Ppt1 activity is predictive of lipofuscin formation
Ppt1 protein exhibited significant increases with age in WT and was expectedly absent in Ppt1^−/−^ brains (Fig. 5A and Fig. 5B). However, this increase in Ppt1 protein was not accompanied by an increase in activity. At the level of the total brain, Ppt1 activity exhibited a modest decline with age (Fig. 5C), while examinations of specific enzymatic activity (accounting for Ppt1 protein levels) revealed a significant progressive decline with age (Fig. 5D). These data suggest that Ppt1 enzyme deficiency may also contribute to lipofuscin formation in WT brain.
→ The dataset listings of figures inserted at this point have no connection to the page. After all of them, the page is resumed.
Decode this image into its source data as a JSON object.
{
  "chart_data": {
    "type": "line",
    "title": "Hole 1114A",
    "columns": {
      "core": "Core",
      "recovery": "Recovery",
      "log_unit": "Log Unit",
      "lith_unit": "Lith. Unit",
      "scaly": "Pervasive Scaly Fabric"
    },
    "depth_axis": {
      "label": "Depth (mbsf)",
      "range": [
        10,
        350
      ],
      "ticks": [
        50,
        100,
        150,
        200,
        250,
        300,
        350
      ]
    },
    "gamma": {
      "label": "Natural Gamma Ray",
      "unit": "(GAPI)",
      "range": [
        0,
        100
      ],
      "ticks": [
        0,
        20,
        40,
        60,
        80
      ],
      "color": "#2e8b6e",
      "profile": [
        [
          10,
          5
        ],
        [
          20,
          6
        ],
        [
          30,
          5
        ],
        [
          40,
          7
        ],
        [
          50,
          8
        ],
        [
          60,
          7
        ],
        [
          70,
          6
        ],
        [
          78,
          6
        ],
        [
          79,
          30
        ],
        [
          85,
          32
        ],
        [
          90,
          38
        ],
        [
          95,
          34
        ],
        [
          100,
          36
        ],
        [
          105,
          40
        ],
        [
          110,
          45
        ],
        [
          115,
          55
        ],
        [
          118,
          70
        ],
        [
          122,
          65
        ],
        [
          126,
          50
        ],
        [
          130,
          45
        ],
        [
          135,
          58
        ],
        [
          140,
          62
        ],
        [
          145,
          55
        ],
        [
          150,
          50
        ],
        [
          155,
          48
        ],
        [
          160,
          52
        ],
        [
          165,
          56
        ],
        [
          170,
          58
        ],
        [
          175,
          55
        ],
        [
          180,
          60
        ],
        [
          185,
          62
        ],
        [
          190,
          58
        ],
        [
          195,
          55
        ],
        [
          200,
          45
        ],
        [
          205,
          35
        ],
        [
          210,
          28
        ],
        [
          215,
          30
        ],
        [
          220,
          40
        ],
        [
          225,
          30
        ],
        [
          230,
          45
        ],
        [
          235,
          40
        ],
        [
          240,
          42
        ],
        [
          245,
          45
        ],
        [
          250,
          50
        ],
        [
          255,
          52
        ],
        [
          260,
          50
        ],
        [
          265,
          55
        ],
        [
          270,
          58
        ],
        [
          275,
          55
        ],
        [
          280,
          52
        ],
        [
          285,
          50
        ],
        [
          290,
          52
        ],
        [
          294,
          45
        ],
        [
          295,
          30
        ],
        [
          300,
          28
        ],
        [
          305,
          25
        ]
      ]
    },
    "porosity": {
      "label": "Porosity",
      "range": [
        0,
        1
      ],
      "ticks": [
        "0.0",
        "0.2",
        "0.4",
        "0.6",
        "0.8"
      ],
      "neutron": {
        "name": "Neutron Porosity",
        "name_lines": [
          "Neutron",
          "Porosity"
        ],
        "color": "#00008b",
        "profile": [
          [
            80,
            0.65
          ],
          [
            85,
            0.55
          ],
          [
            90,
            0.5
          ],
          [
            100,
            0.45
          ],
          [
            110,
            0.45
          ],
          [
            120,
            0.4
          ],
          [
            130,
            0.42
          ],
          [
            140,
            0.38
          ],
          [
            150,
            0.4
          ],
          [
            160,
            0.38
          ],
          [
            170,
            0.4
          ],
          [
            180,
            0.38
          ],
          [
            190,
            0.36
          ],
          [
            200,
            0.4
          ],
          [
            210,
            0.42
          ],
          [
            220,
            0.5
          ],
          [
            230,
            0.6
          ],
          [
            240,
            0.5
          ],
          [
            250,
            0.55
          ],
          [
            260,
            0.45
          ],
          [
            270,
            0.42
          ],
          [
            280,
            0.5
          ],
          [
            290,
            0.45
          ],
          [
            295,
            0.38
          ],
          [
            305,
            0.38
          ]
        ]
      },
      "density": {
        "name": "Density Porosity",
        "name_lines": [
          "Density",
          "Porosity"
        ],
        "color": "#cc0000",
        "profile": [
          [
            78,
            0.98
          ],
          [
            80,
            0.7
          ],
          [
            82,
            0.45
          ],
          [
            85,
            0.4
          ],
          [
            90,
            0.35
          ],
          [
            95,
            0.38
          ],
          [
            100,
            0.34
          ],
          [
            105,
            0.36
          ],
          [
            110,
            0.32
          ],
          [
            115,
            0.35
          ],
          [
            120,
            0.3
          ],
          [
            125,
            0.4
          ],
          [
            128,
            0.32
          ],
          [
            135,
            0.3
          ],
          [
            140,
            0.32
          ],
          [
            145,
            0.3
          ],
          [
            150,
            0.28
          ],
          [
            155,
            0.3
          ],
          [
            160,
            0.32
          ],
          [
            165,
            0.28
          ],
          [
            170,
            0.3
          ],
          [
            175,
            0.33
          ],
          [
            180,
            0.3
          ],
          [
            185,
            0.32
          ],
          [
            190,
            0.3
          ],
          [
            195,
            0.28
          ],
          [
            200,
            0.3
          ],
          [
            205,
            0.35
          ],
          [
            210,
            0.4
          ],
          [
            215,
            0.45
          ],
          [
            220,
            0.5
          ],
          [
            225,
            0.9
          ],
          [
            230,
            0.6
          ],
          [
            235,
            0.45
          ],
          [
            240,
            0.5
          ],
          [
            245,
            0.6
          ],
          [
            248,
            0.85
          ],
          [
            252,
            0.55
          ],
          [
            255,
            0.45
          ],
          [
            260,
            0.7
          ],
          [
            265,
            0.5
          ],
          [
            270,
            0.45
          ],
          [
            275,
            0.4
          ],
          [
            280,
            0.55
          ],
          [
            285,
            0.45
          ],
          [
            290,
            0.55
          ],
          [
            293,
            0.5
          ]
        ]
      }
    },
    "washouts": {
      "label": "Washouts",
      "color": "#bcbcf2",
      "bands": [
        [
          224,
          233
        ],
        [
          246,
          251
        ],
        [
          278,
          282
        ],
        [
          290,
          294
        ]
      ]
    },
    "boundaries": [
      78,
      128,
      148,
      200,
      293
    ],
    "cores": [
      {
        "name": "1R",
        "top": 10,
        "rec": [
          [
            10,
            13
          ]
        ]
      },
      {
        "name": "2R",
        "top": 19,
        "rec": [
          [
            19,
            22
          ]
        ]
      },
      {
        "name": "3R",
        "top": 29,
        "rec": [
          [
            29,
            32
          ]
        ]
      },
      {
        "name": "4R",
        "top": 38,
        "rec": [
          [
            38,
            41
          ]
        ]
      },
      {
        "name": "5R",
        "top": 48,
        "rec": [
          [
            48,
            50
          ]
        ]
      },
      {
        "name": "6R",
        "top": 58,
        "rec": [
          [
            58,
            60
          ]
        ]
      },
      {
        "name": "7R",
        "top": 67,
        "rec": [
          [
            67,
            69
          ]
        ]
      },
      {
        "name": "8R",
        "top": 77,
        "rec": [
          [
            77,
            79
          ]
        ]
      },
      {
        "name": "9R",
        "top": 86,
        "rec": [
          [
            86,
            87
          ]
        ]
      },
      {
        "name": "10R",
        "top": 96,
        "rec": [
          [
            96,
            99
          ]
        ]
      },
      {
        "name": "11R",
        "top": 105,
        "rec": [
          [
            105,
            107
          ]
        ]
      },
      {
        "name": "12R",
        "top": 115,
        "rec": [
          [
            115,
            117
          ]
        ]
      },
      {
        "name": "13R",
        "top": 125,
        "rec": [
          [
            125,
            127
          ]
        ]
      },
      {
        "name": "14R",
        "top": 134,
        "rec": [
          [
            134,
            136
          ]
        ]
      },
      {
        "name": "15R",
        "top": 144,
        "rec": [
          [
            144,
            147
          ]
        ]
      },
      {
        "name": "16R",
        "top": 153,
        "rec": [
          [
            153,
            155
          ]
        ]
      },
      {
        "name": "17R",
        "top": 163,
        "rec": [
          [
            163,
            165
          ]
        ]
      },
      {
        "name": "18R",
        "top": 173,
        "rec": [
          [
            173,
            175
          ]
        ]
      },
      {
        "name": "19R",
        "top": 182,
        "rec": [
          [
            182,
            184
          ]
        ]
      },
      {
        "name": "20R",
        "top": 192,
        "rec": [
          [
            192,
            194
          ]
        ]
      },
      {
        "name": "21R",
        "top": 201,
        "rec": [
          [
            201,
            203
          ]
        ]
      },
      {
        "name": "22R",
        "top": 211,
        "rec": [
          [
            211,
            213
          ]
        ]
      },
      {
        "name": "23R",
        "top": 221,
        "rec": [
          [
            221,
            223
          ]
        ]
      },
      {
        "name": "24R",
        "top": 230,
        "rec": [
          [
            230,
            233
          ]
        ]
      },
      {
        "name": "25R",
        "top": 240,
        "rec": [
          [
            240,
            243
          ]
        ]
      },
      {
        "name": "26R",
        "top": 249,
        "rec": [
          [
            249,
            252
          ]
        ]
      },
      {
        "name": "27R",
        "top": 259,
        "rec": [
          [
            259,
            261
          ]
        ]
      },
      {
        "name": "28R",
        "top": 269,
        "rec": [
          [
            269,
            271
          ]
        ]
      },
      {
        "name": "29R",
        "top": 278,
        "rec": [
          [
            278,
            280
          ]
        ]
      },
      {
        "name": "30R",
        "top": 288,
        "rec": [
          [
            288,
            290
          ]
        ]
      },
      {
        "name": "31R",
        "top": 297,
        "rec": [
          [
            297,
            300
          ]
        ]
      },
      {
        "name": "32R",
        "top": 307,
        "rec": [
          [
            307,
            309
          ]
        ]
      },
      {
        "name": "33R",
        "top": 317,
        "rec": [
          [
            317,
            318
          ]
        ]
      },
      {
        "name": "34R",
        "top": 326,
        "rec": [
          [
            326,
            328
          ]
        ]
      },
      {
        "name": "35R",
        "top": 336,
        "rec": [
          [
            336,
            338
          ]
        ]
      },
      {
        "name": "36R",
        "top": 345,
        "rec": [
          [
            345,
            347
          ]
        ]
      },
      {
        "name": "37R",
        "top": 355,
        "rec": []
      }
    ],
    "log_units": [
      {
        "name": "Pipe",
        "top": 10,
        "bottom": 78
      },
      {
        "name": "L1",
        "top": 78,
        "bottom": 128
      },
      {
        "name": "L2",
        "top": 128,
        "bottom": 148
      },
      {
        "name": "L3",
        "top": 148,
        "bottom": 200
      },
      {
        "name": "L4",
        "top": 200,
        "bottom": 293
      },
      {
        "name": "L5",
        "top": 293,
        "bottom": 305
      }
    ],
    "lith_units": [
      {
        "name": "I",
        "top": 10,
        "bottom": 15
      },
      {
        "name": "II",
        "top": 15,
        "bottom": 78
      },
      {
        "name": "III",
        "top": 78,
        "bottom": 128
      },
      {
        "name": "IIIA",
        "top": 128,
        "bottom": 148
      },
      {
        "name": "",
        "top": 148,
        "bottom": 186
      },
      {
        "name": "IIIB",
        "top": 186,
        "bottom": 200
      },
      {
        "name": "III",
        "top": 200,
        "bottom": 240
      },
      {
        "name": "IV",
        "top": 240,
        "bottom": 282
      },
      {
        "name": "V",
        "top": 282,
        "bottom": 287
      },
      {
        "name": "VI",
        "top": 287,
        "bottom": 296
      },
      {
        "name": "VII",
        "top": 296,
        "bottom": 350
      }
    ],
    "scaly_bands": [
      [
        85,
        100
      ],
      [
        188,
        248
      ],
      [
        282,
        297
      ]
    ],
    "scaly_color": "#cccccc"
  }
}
To evaluate if Ppt1 specific activity is a determinant of lipofuscin load independent of age, we quantified lipofuscin in WT and Ppt1^+/−^ (heterozygous mice) at 4 months of age with the QUINT pipeline. We hypothesized Ppt1^+/−^ brains would exhibit partial Ppt1 activity and thus intermediate lipofuscin load between the WT and KO models. We found that in this holdout validation of our line-of-best-fit (Fig. 1C) with 4-month-old WT, age was an accurate predictor of brain lipofuscin load, with measured load values varying by just 1.1% (Fig. 5E). Surprisingly, we found that 4-month-old Ppt1^+/−^ mice had very similar loads to 4month-old WT (Fig. 5E). We thus examined Ppt1 protein levels and enzyme activity in 4-month-old animals of each genotype. Although Ppt1^+/−^ mice had 58% Ppt1 protein compared to WT (Fig. 5F and Fig. 5G), total Ppt1 enzyme activity was not significantly different (Fig. 5H). The resulting increase in Ppt1 specific activity (Fig. 5I), implicates genetic compensation in response to Ppt1 heterozygosity. Together, these data indicate that Ppt1 enzyme activity level, distinct from Ppt1 protein level, is a strong negative predictor of lipofuscin formation, independent of age-related factors.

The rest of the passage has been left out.